Contacts between US diplomatic personnel and Taiwanese officials and representatives abroad would be strictly limited under new guidelines the State Department has issued that appear to tighten the curbs on bilateral interaction that the department set down in government-wide prohibitions last issued in 2001, a copy of the new guidelines obtained by the Taipei Times on Monday showed.
The guidelines, which are believed to have been issued last week, go as far as barring any US official from writing a note or letter to any Taiwanese official, and banning US officials from attending Taiwanese events or entering official Taiwanese premises.
It appears that the timing of the new guidelines is related to the upcoming celebration of the Double Ten anniversary, and to remind US overseas personnel what they can and cannot do or say.
Ever since the US switched diplomatic recognition from Taipei to Beijing in 1979, putting US-Taiwan relations on an unofficial basis, physical contact between the two sides has been severely limited.

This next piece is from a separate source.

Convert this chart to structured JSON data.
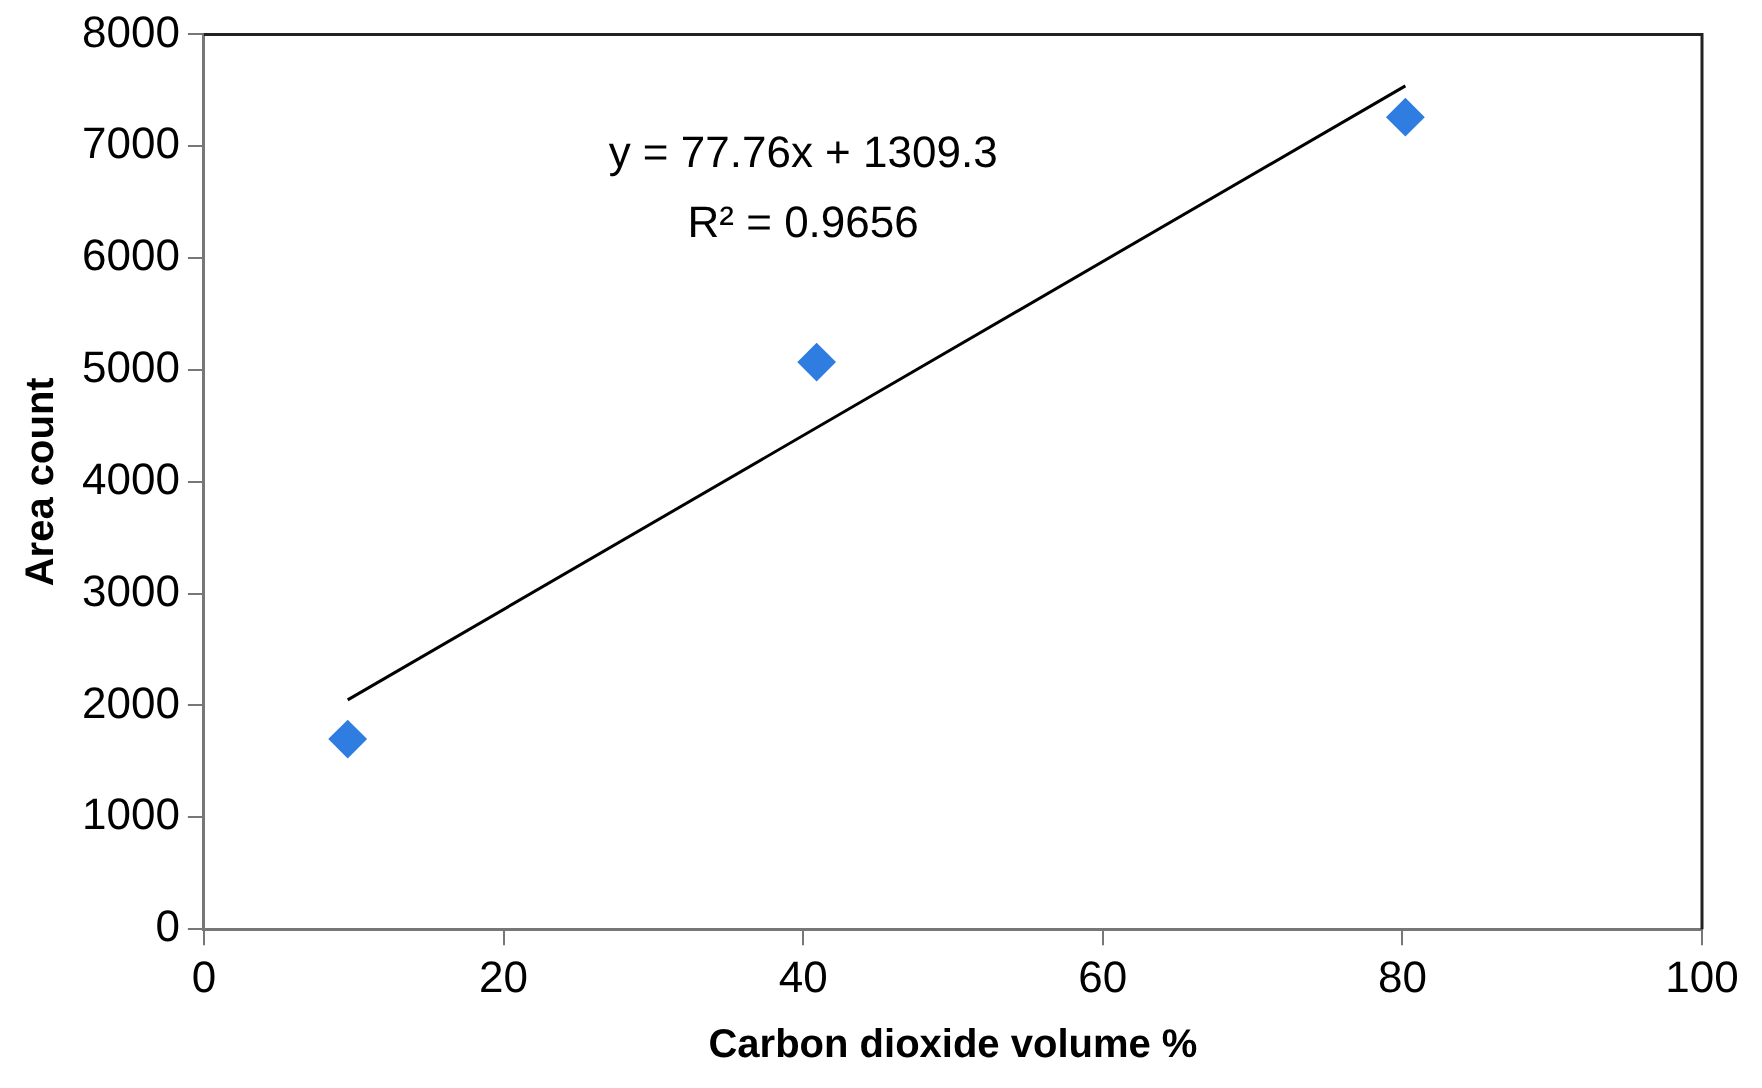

State Department and White House officials have been very circumspect in their actions and statements regarding Taiwan, which is considered a sensitive topic in Washington.
The sensitivity has been heightened in recent years, as foreign policy missteps under US President George W. Bush’s administration have forced it to rely heavily on China on many foreign policy issues, and coincided with increasingly contentious US-Taiwan relations during former president Chen Shui-bian’s (陳水扁) tenure.
While the overall scope of the proscriptions in the new guidelines go back at least to the administration of former US president Bill Clinton, and were reiterated in 2001 by the Bush administration, the wording contains apparently new limits that disturb some Taiwan supporters in Washington.
For instance, the guidelines commit the US to a so-called “one-China” policy, a phrase absent in the 2001 guidelines, which were issued shortly after Bush entered the White House as an ardent supporter of Taiwan. Even personal thank-you notes must be written on plain paper and put in plain envelopes to disguise the sender’s official identity.
The guidelines also ban the display of the ROC flag on US premises, which is a no-no absent from the 2001 guidelines, and bar Taiwanese military personnel from showing up in their uniforms.
The new document also contains a new section on US non-support of Taiwan’s membership in international organizations, such as the UN, which require internationally recognized statehood for membership.
But those statements apparently do not pave new ground in long-term US policy toward Taiwan.
Taiwan supporters were nevertheless angered by the new document.
“These guidelines are a disturbing step in the wrong direction,” said Coon Blaauw of the Formosan Association for Public Affairs, a pro-independence activist organization based in Washington.
Most of the shackles on US-Taiwan official communication contained in the 2001 guidelines are carried forward into the new document.
“Meetings between [US] officials and Taiwan authorities outside the United States must be held outside [US government] and Taiwan offices,” the guidelines say.
Embassy personnel can only attend Taiwanese functions held in restaurants or in individuals’ homes and cannot accept invitations to functions at official premises and vice versa.
US officials outside of Washington cannot attend any Taiwanese function “held on or around October 10.”
No US official can travel to Taiwan without the express permission of the State Department’s Taiwan coordinating office in Washington. In any event, all high-level visits are banned.
Congressional efforts to force the administration to scrap the guidelines have been unanimously endorsed by the House of Representatives twice in 2006 and 2007, but were blocked both times in the Senate.
The efforts, championed by US Representative Tom Tancredo and others, would add a provision to State Department funding bills to prevent the department from using any funds to enforce the guidelines.
When the bills reached the Senate, which is generally averse to backing narrowly framed bills, the Appropriations Committee substituted its own funding bill that eliminated the Taiwanese provision.
No such bill was introduced this year.
In Taiwan, when asked for comment, the Ministry of Foreign Affairs said it was looking into the matter.